In Conversation with Rob Handfield and Tom Linton
During COVID people became more aware of the impact of supply chains than ever before. However, most people have only a vague notion of what supply chains are and generally associate them with driverless vehicles or tracking shipments on their FedEx app. Often the impression is that significant technology lies behind the ecommerce providers. However, if one looks behind the curtain at transportation providers, as in The Wizard of Oz, there really isn’t as much there as you might think! Most of the activity that occurs behind the scenes in all stages of the supply chain involves human activity, processing transactions on screens and Excel sheets to make things happen. The next great leap in productivity will be to drive efficiencies in global supply chains, which is the last untapped frontier. There are few efficiencies to wring out of the four walls of manufacturing plants but massive white space opportunities in the global supply chain. This is also the area where there is the greatest resistance to change; people who work in supply chains don’t want to yield control to the machines and will block machine-based decisions that take away their comfortable spreadsheets. The next era of change will make supply chains as efficient as manufacturing plants are today.

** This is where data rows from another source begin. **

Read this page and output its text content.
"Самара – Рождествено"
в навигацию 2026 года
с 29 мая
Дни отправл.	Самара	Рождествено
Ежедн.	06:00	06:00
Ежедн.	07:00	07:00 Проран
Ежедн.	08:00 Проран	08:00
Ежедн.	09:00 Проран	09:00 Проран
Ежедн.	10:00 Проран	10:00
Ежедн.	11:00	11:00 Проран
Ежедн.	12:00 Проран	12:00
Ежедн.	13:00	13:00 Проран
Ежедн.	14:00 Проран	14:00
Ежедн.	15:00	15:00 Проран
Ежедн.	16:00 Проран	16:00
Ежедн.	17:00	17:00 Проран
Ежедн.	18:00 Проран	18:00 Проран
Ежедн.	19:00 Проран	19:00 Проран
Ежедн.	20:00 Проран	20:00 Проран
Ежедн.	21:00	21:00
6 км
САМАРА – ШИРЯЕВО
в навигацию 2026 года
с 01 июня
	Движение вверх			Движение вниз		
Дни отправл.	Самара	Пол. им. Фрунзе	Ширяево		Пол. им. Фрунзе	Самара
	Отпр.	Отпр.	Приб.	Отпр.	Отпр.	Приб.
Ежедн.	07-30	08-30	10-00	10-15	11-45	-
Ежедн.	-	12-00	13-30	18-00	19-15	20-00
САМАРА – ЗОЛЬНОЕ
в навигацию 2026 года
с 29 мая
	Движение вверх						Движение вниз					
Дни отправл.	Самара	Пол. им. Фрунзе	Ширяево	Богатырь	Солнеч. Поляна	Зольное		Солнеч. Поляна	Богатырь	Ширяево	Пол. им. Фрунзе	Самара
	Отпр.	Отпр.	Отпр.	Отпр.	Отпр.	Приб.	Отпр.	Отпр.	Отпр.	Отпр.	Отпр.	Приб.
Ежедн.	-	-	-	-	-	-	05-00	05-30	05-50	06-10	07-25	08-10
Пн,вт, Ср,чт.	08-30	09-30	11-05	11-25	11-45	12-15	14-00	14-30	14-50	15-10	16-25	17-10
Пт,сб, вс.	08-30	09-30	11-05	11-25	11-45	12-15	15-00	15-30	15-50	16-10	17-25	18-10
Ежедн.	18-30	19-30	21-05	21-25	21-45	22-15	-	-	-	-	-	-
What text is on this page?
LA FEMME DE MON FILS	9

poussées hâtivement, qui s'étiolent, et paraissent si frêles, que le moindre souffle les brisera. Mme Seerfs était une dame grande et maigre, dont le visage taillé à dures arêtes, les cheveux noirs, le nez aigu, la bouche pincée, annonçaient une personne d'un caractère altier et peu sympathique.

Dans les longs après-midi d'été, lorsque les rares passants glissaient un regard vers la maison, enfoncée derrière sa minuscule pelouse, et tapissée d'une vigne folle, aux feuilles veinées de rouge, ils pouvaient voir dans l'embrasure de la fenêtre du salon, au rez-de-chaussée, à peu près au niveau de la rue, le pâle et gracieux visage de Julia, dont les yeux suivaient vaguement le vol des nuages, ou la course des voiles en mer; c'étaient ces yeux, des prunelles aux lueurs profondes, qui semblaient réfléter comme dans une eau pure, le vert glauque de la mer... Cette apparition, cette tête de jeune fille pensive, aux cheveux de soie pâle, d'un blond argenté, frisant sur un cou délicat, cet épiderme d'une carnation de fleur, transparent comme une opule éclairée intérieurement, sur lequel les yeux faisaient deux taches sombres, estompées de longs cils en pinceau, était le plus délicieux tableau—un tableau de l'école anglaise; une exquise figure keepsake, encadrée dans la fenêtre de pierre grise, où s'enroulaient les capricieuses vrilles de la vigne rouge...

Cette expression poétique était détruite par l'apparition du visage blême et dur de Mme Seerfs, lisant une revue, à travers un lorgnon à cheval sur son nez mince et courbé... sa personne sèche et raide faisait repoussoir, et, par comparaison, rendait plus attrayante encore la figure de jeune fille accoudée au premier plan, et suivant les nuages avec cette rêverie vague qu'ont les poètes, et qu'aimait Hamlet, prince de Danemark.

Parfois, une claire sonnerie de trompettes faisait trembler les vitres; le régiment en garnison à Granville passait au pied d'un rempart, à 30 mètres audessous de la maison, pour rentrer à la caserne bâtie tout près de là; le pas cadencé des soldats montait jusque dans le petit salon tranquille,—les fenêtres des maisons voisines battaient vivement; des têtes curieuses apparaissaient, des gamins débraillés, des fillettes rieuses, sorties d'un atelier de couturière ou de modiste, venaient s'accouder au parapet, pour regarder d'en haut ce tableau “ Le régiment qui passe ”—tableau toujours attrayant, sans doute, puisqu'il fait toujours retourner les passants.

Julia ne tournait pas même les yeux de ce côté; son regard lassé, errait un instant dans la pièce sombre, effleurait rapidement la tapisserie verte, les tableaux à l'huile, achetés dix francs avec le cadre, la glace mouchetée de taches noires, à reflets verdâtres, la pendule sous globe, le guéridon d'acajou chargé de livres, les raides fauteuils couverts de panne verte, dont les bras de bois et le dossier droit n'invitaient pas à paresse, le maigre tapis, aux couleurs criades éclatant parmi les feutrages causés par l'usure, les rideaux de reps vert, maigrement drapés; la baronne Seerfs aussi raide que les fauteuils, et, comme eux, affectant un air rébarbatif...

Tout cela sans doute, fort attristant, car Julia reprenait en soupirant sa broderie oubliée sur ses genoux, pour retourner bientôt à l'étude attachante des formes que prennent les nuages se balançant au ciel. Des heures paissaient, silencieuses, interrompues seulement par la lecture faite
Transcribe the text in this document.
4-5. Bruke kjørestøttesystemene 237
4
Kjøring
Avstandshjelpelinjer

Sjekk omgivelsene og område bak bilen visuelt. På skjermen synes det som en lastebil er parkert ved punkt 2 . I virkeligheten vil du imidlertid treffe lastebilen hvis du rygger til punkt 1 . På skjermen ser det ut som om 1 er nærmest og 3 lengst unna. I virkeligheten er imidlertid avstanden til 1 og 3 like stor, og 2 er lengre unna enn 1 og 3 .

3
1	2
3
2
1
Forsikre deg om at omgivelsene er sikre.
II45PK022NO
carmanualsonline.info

This change is equivalent to the notion of FLOW, which invokes the idea that supply chains are moving, things are getting done, deliveries are going to customers, and vaccines are being distributed to patients. We focus on this concept in our book, Flow: How the Best Supply Chains Thrive, and examine how our supply chains and the world of global business is going through a massive change. The real contribution of the book involves our insights on how the combination of digital connectivity, geographical compression, and artificial intelligence will change the way supply chains operate, with productivity improvements never seen before in the history of humankind.
We sought to emphasize these elements, and to produce a book that is focused on the idea of FLOW, which relates back to the physical properties that exist in nature, specifically to the field of thermodynamics, the flow of electricity, the flow of data, the evolutionary flows of rivers, and the frictionless flow of material between geographically proximate locations in the supply chain. Flow refers not only to material flows, but also to the current supply chain revolution that is underway, involving the cognitive integration of end-to-end supply chains, the geographic relocation of global supply base, and the radical changes that AI and machine learning will have on reshaping the global economy in the next decade. We cover how the next generation of artificial intelligence will connect every aspect of the supply chain and feed data back to a centralized control tower. Ultimately, these signals will be compressed into insights that humans can digest and convert into action.
This theme of FLOW relates also to many of the events of the trade wars of 2018–2020, as well as the massive disruptions of the COVID pandemic, and relates them to the flow of time, events, and material. The fundamental idea behind our book is that everything can be viewed in the context of flows over time. If events and materials flow, that also means they can be predicted – and this is an essential point for managers. We need to find ways to look around and build business strategies that rely on predictions based on the flows of world events, global supply chains, and data between smart technologies. Companies who hitch themselves to understanding flows have the potential for the greatest elimination of waste, material, and labour, which will effectively form the foundation for a supply chain revolution.